Konkret sieht Infantinos Plan so aus: Die besten 16 Mannschaften der WM-Qualifikation sind für die WM-Gruppenphase gesetzt. Die nächstbesten 32 Teams würden «drei Tage vor dem Beginn der Gruppenphase in einem Playoff die weiteren 16 Starter ermitteln».
Mehr Mannschaften, mehr Spiele, mehr Fussball – und der junge, nimmersatte Fan springt fortan vor Freude per Flugkopfball durch die Büroflure, während er am Schreibtisch «Fussball ist unser Leben» in Dauerschleife intoniert.
Bloss: Hat nicht gerade erst die EM in Frankreich gezeigt, dass der gemeine Fussballfan gar nicht so nimmersatt ist, wie die Herren in ihren Funktionärspalästen annehmen?
Michel Platini stockte die EM bekanntlich auf 24 Teams auf. Die Folge: Das aufgeblähte Turnier zog sich, und man durfte berechtigte Sorge haben, dass Spieler, die als junge Nachwuchshoffnungen ins Turnier gestartet waren, am Ende des Turniers als Fussballgreise in Rente gehen würden.

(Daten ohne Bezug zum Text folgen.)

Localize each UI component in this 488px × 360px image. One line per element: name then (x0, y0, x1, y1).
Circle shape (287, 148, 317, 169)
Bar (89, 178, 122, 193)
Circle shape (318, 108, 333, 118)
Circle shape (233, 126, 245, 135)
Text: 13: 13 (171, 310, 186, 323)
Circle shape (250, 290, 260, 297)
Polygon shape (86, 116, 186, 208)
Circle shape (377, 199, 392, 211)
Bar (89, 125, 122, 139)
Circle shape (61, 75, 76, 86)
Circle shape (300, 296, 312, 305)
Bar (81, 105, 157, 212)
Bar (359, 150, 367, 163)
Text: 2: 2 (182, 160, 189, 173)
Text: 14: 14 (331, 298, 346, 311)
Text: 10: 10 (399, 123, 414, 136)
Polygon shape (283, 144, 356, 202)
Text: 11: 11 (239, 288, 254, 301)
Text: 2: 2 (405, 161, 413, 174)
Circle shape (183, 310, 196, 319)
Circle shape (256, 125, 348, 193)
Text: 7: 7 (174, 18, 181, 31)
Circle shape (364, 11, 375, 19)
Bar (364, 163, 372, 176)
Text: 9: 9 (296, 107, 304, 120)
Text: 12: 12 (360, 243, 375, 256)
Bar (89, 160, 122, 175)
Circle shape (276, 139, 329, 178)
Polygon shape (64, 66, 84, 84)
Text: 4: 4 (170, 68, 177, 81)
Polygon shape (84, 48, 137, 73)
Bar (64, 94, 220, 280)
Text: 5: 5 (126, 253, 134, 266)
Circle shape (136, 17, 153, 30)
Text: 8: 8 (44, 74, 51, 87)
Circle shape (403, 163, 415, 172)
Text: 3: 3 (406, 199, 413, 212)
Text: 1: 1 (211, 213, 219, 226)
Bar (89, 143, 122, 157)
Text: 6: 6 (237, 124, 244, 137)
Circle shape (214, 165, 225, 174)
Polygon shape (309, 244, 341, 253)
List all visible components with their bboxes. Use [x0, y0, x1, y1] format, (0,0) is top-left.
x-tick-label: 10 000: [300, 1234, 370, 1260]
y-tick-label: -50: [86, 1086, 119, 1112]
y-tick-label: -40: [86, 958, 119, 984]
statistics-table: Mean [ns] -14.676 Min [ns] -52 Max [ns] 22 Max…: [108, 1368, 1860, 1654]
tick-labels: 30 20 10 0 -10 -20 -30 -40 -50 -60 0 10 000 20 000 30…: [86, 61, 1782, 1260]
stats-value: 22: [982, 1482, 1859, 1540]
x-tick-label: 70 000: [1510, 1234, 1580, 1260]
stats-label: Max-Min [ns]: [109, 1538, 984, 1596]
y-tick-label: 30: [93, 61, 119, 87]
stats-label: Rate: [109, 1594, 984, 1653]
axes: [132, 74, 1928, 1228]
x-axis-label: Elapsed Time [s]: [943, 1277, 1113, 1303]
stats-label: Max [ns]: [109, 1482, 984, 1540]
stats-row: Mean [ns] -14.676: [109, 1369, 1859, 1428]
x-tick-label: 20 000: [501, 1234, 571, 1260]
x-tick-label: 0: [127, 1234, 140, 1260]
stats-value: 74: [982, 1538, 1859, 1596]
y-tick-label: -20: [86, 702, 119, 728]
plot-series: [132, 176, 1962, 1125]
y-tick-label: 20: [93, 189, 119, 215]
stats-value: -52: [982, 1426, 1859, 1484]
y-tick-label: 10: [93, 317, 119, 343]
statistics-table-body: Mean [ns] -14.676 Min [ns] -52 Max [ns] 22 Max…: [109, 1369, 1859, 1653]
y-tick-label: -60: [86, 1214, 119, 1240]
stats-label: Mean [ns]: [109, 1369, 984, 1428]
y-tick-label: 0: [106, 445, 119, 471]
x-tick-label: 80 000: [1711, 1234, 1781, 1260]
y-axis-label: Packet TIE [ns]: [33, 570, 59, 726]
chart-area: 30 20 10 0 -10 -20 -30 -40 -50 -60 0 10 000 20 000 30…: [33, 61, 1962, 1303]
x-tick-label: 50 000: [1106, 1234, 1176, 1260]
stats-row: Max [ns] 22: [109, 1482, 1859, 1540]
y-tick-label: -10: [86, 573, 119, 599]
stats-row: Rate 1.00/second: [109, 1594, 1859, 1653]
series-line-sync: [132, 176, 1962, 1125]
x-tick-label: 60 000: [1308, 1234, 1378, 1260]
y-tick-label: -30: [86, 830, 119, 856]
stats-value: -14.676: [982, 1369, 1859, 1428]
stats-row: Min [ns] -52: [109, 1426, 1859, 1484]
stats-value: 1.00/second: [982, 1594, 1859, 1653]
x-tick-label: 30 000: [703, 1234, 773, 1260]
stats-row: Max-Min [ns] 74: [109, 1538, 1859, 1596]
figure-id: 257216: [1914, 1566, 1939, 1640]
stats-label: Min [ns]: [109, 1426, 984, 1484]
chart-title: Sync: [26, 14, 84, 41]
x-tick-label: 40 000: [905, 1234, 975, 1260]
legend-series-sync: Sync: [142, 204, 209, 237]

Aber die Kasse klingelte trotzdem. Zumindest spiegelten sich der viel diskutierte Fussball-Überdruss und die angebliche Fan-Lethargie nicht in den TV-Statistiken wider. So lockten etwa Deutschlands Spiele gegen Frankreich, Italien und die Slowakei jeweils mehr Zuschauer vor den Fernseher als das EM-Finale 2008 zwischen der DFB-Elf und Spanien. Und selbst ein Spiel wie Polen gegen Nordirland sahen über zehn Millionen Zuschauer. Insgesamt stiegen die Einschaltquoten um rund fünf Prozentpunkte im Vergleich zur EM 2012.
Den deutschen Nationaltrainer Jogi Löw interessiert so was eher weniger, er hat sich unlängst gegen Infantinos Vorschlag ausgesprochen. Das wiederum ist dem Fifa-Chef herzlich egal. Sein Argument für die XXL-WM lautet: «Wir können 16 weiteren Mannschaften die Qualifikation für die Endrunde ermöglichen.»
Er hätte auch sagen können: So haben endlich auch Fussballverbände aus Usbekistan, Panama und Zypern zumindest eine kleine Hoffnung auf eine WM-Teilnahme. Und wenn auch die 48er Runde nicht reichen sollte, könnte man das Teilnehmerfeld noch weiter ausbauen. Auf 211 Teilnehmer zum Beispiel. Dann wären auch Amerikanisch-Samoa und Bhutan dabei. Verbände, die es Infantino danken werden. Spätestens bei der nächsten Wahl des Fifa-Präsidenten.